Nasdaq CFO says complexity is obstacle to smooth-running markets

The complexity of U.S. stock-market structure is the “biggest obstacle” to ensuring systems run without failing, Nasdaq OMX Group Inc. Chief Financial Officer Lee Shavel said today.

Shavel said that the complicated nature of modern markets, together with competition between participants, makes it hard to achieve technological uniformity and create the certainty that would prevent outages such as the one that occurred on Aug. 22, when Nasdaq-listed stocks halted trading for three hours.

The outage was caused by a crash in the Nasdaq server that handles sending out price quotes. While the direct cause of the crash is unknown, Nasdaq said its system seems to have been overloaded by messages sent from the NYSE Arca exchange. U.S. stock trading is fragmented across more than 50 exchanges and alternative venues.

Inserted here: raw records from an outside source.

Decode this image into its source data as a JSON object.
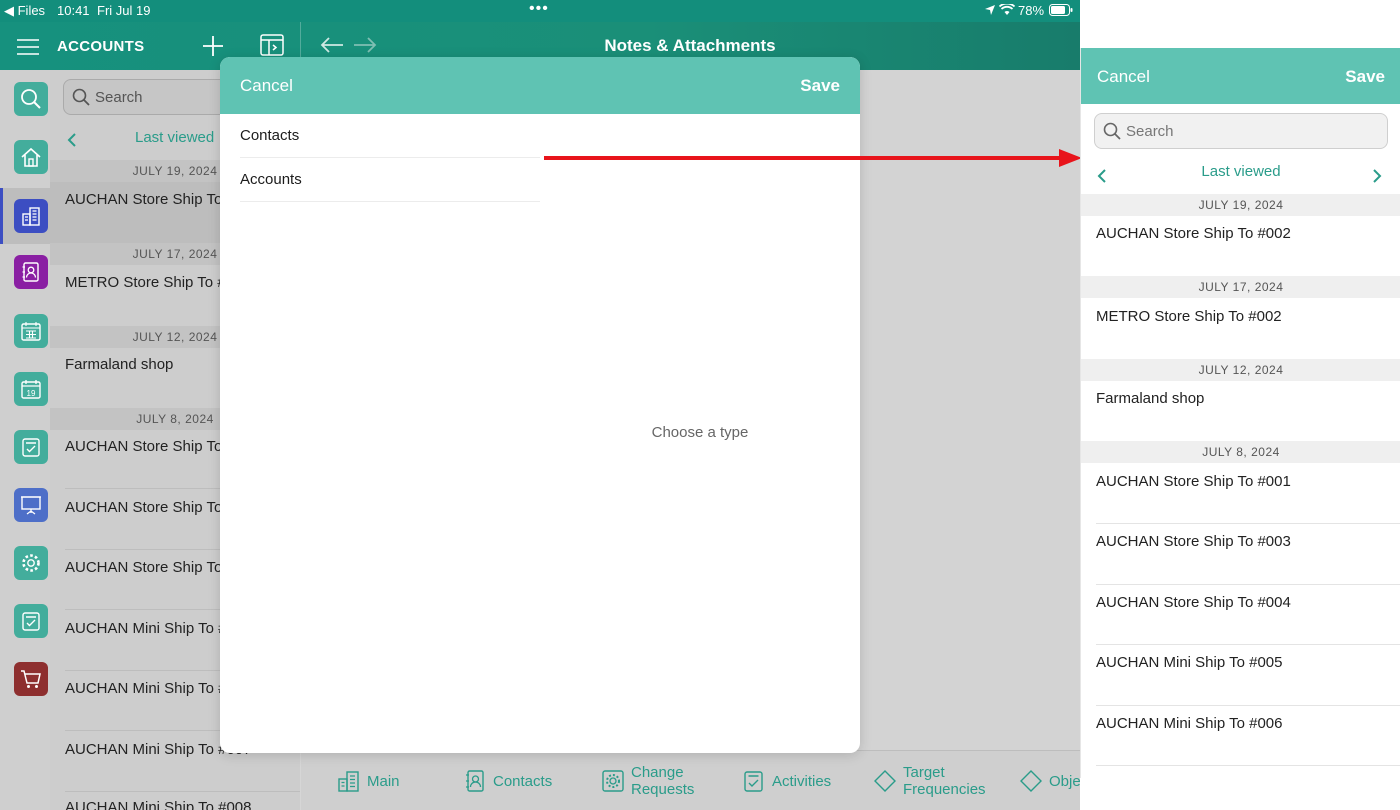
{
  "status_bar": {
    "back_app": "◀ Files",
    "time": "10:41",
    "date": "Fri Jul 19",
    "battery": "78%"
  },
  "header": {
    "section_title": "ACCOUNTS",
    "page_title": "Notes & Attachments"
  },
  "list_pane": {
    "search_placeholder": "Search",
    "nav_label": "Last viewed",
    "sections": [
      "JULY 19, 2024",
      "JULY 17, 2024",
      "JULY 12, 2024",
      "JULY 8, 2024"
    ],
    "rows": [
      "AUCHAN Store Ship To",
      "METRO Store Ship To #",
      "Farmaland shop",
      "AUCHAN Store Ship To",
      "AUCHAN Store Ship To",
      "AUCHAN Store Ship To",
      "AUCHAN Mini Ship To #",
      "AUCHAN Mini Ship To #",
      "AUCHAN Mini Ship To #007",
      "AUCHAN Mini Ship To #008"
    ]
  },
  "modal": {
    "cancel_label": "Cancel",
    "save_label": "Save",
    "options": [
      "Contacts",
      "Accounts"
    ],
    "empty_text": "Choose a type"
  },
  "bottom_tabs": {
    "main": "Main",
    "contacts": "Contacts",
    "change_requests_1": "Change",
    "change_requests_2": "Requests",
    "activities": "Activities",
    "target_1": "Target",
    "target_2": "Frequencies",
    "objectives": "Obje"
  },
  "zoom_panel": {
    "cancel_label": "Cancel",
    "save_label": "Save",
    "search_placeholder": "Search",
    "nav_label": "Last viewed",
    "sections": [
      "JULY 19, 2024",
      "JULY 17, 2024",
      "JULY 12, 2024",
      "JULY 8, 2024"
    ],
    "rows": [
      "AUCHAN Store Ship To #002",
      "METRO Store Ship To #002",
      "Farmaland shop",
      "AUCHAN Store Ship To #001",
      "AUCHAN Store Ship To #003",
      "AUCHAN Store Ship To #004",
      "AUCHAN Mini Ship To #005",
      "AUCHAN Mini Ship To #006"
    ]
  },
  "colors": {
    "brand_teal": "#16917e",
    "modal_header": "#5fc3b3",
    "accent_text": "#2a9c8a",
    "arrow_red": "#e8141b",
    "active_rail": "#3c4ec2"
  },
  "icons": [
    "menu-icon",
    "plus-icon",
    "split-view-icon",
    "back-arrow-icon",
    "forward-arrow-icon",
    "more-dots-icon",
    "location-icon",
    "wifi-icon",
    "battery-icon",
    "search-icon",
    "home-icon",
    "accounts-icon",
    "contacts-icon",
    "calendar-icon",
    "calendar-day-icon",
    "checklist-icon",
    "presentation-icon",
    "settings-icon",
    "cart-icon",
    "chevron-left-icon",
    "chevron-right-icon"
  ]
}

Industry discussions should result in “a compliance system that allows market participants and other exchange participants to have greater certainty in the types of situations that we’ll have to deal with and to make certain that we are anticipating as broadly as possible what may happen so that we’re prepared to address them quickly,” Shavel said at the Barclays Global Financial Services Conference in New York.

SEC Meeting

The outage led to a call by the Securities and Exchange Commission for the heads of U.S. exchanges to attend a private meeting in Washington on Thursday.

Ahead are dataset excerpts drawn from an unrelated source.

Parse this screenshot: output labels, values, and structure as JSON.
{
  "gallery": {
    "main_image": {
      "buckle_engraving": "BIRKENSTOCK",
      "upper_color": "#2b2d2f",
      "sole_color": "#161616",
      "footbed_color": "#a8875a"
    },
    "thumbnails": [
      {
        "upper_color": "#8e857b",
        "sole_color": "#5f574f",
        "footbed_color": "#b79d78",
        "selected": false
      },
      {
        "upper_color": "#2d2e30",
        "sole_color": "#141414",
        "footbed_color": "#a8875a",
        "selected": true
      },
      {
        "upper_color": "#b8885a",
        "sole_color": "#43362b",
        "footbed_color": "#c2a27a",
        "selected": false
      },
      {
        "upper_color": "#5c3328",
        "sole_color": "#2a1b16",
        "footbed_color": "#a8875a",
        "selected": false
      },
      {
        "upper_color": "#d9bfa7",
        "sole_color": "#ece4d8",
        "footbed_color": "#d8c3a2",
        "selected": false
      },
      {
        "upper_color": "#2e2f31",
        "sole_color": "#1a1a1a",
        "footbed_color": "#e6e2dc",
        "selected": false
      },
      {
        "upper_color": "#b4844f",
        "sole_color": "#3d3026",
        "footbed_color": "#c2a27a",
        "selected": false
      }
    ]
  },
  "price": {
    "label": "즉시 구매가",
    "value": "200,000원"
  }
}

“The Commission is determined to enhance the safeguards necessary for strong market systems,” said SEC Chairman Mary Jo White when she announced the meeting on Aug. 22. “Today’s interruption in trading, while resolved before the end of the day, was nonetheless serious and should reinforce our collective commitment to addressing technological vulnerabilities of exchanges and other market participants.”

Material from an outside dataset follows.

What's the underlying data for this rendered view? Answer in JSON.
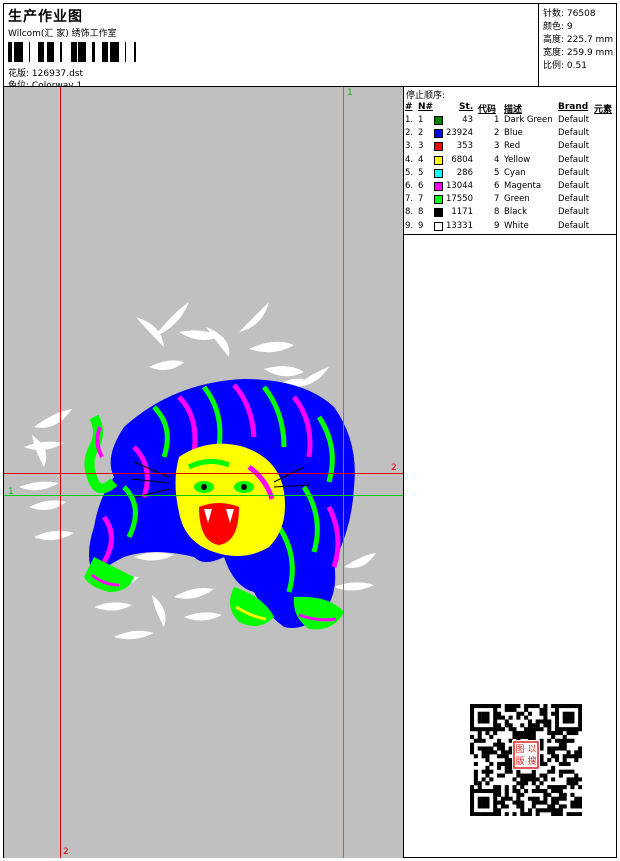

In his comments today, Shavel minimized the role that the technology breakdown played in the length of the halt.

“The delay in restarting trading was not a technology issue, it was driven by the fact that we wanted to make certain that all of the market participants, the exchange, the member firms were ready for that restart,” he said.

Nasdaq’s stock rose 1.1 percent to $31.01 as of 3:19 p.m. in New York today, still down 1.7 percent since the close on Aug. 21. Shares closed 3.4 percent lower after trading restarted on Aug. 22.